We need to mention the importance of preventing tick exposure.
To remove a tick from your dog just grasp the tick with tweezers close to the skin and pull it out. It is a very rare occurrence to leave the head in. Disinfect the area with alcohol or antibacterial skin cleanser. There will be a noticeable reaction at the bite site for several weeks due to a reaction with the tick saliva and irritation. Also be careful not to get the blood or body fluids from the tick on your hands. That’s why it’s best to use tweezers or wear vinyl gloves when removing ticks. There is an infection potential if these fluids get into an open wound on your hand or finger. Ticks can be killed by placing them in alcohol. The diseases we talked about can be transmitted to people and cause similar diseases. Tick control in humans involves the use of insecticides, proper clothing and avoidance.
- Limit exposure — Ticks tend to favor tall grass, low brush areas and woods. Avoiding these types of
terrain is best but keeping the dog on leash would suffice as well. If your property abuts areas of forest
preserves, etc. fencing off the yard would be useful to limit exposure. Keeping high brush areas mowed
or otherwise kept low is another approach. House infestations can result from bringing firewood into the
- Treat your yard — There are commercially available yard sprays containing permethrin which kill ticks on contact and degrade fairly quickly. Follow the manufacturer’s directions. Most are very safe once they dry. Local pesticide companies are another source of products and services.

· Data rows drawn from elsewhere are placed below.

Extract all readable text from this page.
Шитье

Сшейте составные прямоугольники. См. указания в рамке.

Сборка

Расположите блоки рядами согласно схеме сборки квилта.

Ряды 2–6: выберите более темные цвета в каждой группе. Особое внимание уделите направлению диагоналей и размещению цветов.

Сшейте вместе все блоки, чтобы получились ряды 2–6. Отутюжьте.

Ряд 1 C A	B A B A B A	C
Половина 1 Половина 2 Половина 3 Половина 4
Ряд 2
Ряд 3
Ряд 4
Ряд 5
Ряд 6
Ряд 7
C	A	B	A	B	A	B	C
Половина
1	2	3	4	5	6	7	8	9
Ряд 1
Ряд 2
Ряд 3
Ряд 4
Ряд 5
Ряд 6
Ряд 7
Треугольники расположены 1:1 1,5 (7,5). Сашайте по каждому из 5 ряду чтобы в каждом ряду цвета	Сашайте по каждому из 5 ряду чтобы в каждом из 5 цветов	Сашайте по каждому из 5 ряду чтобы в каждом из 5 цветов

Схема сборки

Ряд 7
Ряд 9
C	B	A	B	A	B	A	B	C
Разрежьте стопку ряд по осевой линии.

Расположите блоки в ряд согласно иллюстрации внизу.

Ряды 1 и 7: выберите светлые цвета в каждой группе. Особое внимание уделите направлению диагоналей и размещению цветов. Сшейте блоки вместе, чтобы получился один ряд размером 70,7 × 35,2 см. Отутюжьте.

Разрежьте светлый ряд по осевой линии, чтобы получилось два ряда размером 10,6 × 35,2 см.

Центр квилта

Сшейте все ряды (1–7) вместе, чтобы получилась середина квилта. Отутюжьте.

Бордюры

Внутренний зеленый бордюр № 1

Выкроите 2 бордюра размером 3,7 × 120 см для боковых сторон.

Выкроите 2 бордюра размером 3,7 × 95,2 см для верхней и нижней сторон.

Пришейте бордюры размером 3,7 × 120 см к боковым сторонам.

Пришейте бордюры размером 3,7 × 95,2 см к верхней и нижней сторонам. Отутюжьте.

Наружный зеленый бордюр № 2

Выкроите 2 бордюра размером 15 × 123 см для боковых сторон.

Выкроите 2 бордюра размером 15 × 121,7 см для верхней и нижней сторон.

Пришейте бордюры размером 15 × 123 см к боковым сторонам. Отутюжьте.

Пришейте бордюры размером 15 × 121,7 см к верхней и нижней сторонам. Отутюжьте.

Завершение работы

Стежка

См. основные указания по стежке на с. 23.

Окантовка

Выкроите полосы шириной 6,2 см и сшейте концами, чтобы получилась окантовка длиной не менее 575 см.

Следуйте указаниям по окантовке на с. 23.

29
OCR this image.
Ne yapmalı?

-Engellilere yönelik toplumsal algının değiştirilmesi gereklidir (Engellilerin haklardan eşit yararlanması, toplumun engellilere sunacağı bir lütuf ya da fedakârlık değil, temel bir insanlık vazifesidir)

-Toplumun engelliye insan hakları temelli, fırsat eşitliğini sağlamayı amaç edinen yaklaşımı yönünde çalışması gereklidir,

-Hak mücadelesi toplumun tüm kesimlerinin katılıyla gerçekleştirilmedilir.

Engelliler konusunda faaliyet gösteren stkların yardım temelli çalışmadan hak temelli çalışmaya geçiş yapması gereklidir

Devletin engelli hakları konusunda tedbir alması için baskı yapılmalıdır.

- Tick control on pets — Topical products such as K9 Advantix™, Frontline Top Spot® and various flea and tick collars are effective to control ticks on animals. My favorite is K9 Advantix™ for Shar-Pei as it controls fleas, ticks and is a mosquito repellant which makes it useful in preventing West Nile disease.
K9 Advantix™ CANNOT BE USED IN CATS. Also be careful to read the label carefully when
purchasing insecticides from pet stores. Many products for dogs and cats look alike. I’ve seen several
cases of dog products being used on cats resulting in toxicity.
- Vaccination — Dogs can be vaccinated to prevent Lyme’s disease. I currently only vaccinate those
dogs at risk such as dogs with tick exposure and those that go on family vacations to Wisconsin and
northern Illinois. Certainly field dogs, search & rescue and agility dogs may also fit in this category.
Due to the lack of specific symptoms with tick-borne diseases a high index of suspicion must be maintained. The turn around time on the serological tests is often 5-7 days or longer so I will often order those tests early in the workup for a sick dog. Antibiotic therapy is often started early as well because there is often a dramatic response to these drugs in dogs with tick- borne disease. Of course the best treatment is prevention.